Le profilage racial désigne toute action prise par une ou des personnes en situation d’autorité à l’égard d’une personne ou d’un groupe de personnes, pour des raisons de sûreté, de sécurité ou de protection du public, qui repose sur des facteurs d’appartenance réelle ou présumée, tels la race, la couleur, l’origine ethnique ou nationale ou la religion, sans motif réel ou soupçon raisonnable, et qui a pour effet d’exposer la personne à un examen ou à un traitement différent. Le profilage racial inclut aussi toute action de personnes en situation d’autorité qui appliquent une mesure de façon disproportionnée sur des segments de la population du fait notamment, de leur appartenance raciale, ethnique ou nationale ou religieuse, réelle ou présumée.

Campbell et Eid, 2009, p. 81-82

Par ailleurs, Campbell et Eid (2009) discutent aussi, dans ce même avis, du profilage social dont l’élément déclencheur repose sur les signes visibles de pauvreté ou de marginalité tels « l’apparence physique, les comportements, l’attitude et la tenue vestimentaire » (Campbell et Eid, 2009, p.88).

Le profilage social se manifeste par la création de règlements qui ciblent les populations marginalisées, l’interprétation très large ou l’utilisation abusive de certains règlements ou de certaines lois dans le but de pénaliser les comportements des populations marginalisées, la remise de contraventions pour des infractions qui ne sont pas sanctionnées chez d’autres citoyennes et citoyens, la remise de contraventions à répétition sur un court laps de temps, l’adoption de comportements abusifs ou inadéquats envers ces populations marginalisées, la modification de l’espace physique pour restreindre l’accès à certaines populations, la surveillance accrue de certains lieux, etc. (Lemonde, 2010; O’Grady, Gaetz et Buccieri, 2011; Sylvestre, 2010, 2011; RAPSIM, 2011).

Bien que le profilage social ne puisse être dissocié d’autres formes de profilage, comme le profilage racial — qui cible la race, la couleur, l’origine ethnique, nationale ou religieuse — ou le profilage politique — qui cible l’appartenance politique —, il représente une réalité qui commence tout juste à bénéficier d’une reconnaissance publique, même si ses conséquences néfastes se répercutent sur ses victimes depuis longtemps. Il est donc de mise de se pencher spécifiquement sur cette réalité sans pour autant nier les conséquences importantes des autres formes de profilage et de l’intersectionnalité des différentes formes de profilage qui exacerbent les répercussions négatives sur les vies des personnes qui en sont victimes.

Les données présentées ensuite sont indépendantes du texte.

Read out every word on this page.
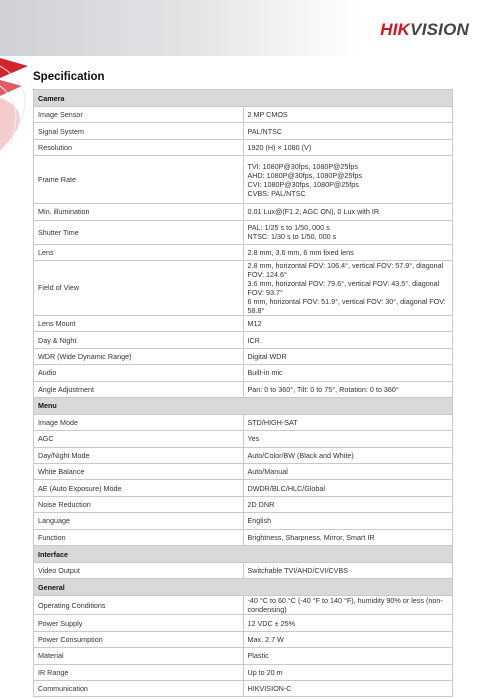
HIKVISION
Specification
Camera	
Image Sensor	2 MP CMOS

Signal System	PAL/NTSC

Resolution	1920 (H) × 1080 (V)

Frame Rate	TVI: 1080P@30fps, 1080P@25fps
AHD: 1080P@30fps, 1080P@25fps
CVI: 1080P@30fps, 1080P@25fps
CVBS: PAL/NTSC

Min. illumination	0.01 Lux@(F1.2, AGC ON), 0 Lux with IR

Shutter Time	PAL: 1/25 s to 1/50, 000 s
NTSC: 1/30 s to 1/50, 000 s

Lens	2.8 mm, 3.6 mm, 6 mm fixed lens

Field of View	2.8 mm, horizontal FOV: 106.4°, vertical FOV: 57.9°, diagonal FOV: 124.6°
3.6 mm, horizontal FOV: 79.6°, vertical FOV: 43.5°, diagonal FOV: 93.7°
6 mm, horizontal FOV: 51.9°, vertical FOV: 30°, diagonal FOV: 58.8°

Lens Mount	M12

Day & Night	ICR

WDR (Wide Dynamic Range)	Digital WDR

Audio	Built-in mic

Angle Adjustment	Pan: 0 to 360°, Tilt: 0 to 75°, Rotation: 0 to 360°

Menu	
Image Mode	STD/HIGH-SAT

AGC	Yes

Day/Night Mode	Auto/Color/BW (Black and White)

White Balance	Auto/Manual

AE (Auto Exposure) Mode	DWDR/BLC/HLC/Global

Noise Reduction	2D DNR

Language	English

Function	Brightness, Sharpness, Mirror, Smart IR

Interface	
Video Output	Switchable TVI/AHD/CVI/CVBS

General	
Operating Conditions	-40 °C to 60 °C (-40 °F to 140 °F), humidity 90% or less (non-condensing)

Power Supply	12 VDC ± 25%

Power Consumption	Max. 2.7 W

Material	Plastic

IR Range	Up to 20 m

Communication	HIKVISION-C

Le présent numéro de Reflets découle d’un symposium sur le profilage social et la judiciarisation de la pauvreté, qui a eu lieu le 17 octobre 2014 à l’Université d’Ottawa. Ce symposium se voulait une occasion de rassembler une panoplie d’experts[1] francophones, d’horizons multiples, sur la question du profilage social afin de parvenir à cerner et à mettre en lumière un problème social difficile à baliser, qui touche des populations vulnérables n’ayant souvent pas de voix et craignant une répression accrue du fait de dénoncer le profilage social dont elles sont victimes.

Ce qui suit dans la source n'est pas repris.